A video went viral a couple weeks ago. A woman who was about to undergo a double mastectomy had an operating room dance party with her surgical team. To Beyoncé. Pretty bad ass if you ask me. Do know what I was doing in the operating room before my surgeries? Trying not to cry. Now, whether or not you think you would have had an operating room dance party is not the point. The point is that this woman did. This woman is dealing with her cancer by having an operating room dance party before surgery. Her cancer. And yeah, someone filmed it and someone put it on the internet so of course everyone feels like they have the right to chime in. It's in our nature to judge and I'm not saying that I am above it. I'm just asking that you sneer at their dance moves or song choice (who am I kidding - no better song exists for an operating room dance party) instead of dismissing how she are dealing with her illness. 

The criticism I saw (not just by crazies in the comments sections - by people in my own social circles) blew my mind. You guys, I saw it referred to as "cancer porn." How can we own our experiences and overcome the hard times if we're belittled and mocked? Why is enthusiasm so terrifying to some people? 
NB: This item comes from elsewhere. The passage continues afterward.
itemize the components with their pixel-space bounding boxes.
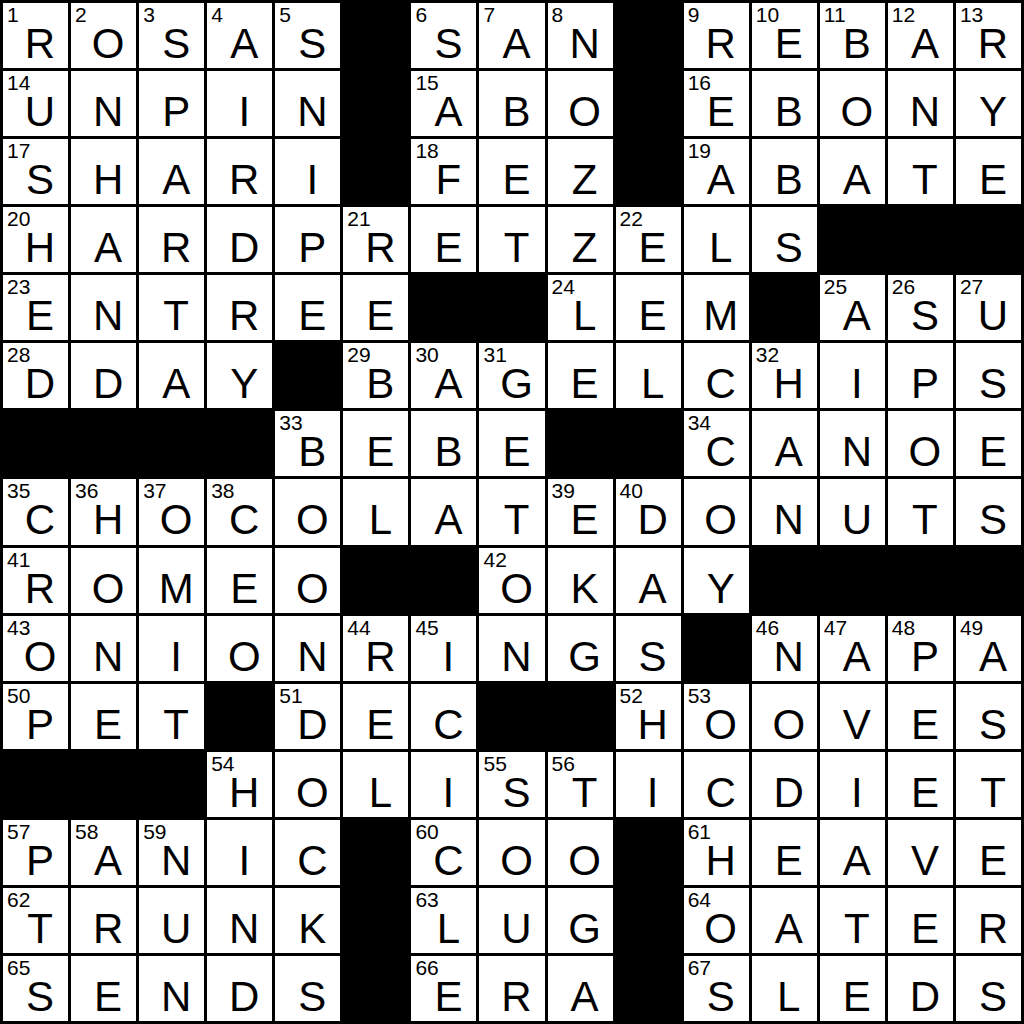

I'm in the second half of my crappiest year. I'm trying to find my new normal. I'm having kitchen dance parties with my kid and eating too many carbs and denouncing freshly mopped floors as a time and sanity suck. And I'm trying to remember that the cancer police don't rule my experience and that just because I am not undergoing chemotherapy doesn't mean my cancer isn't real or scary or whatever else I decide to call it.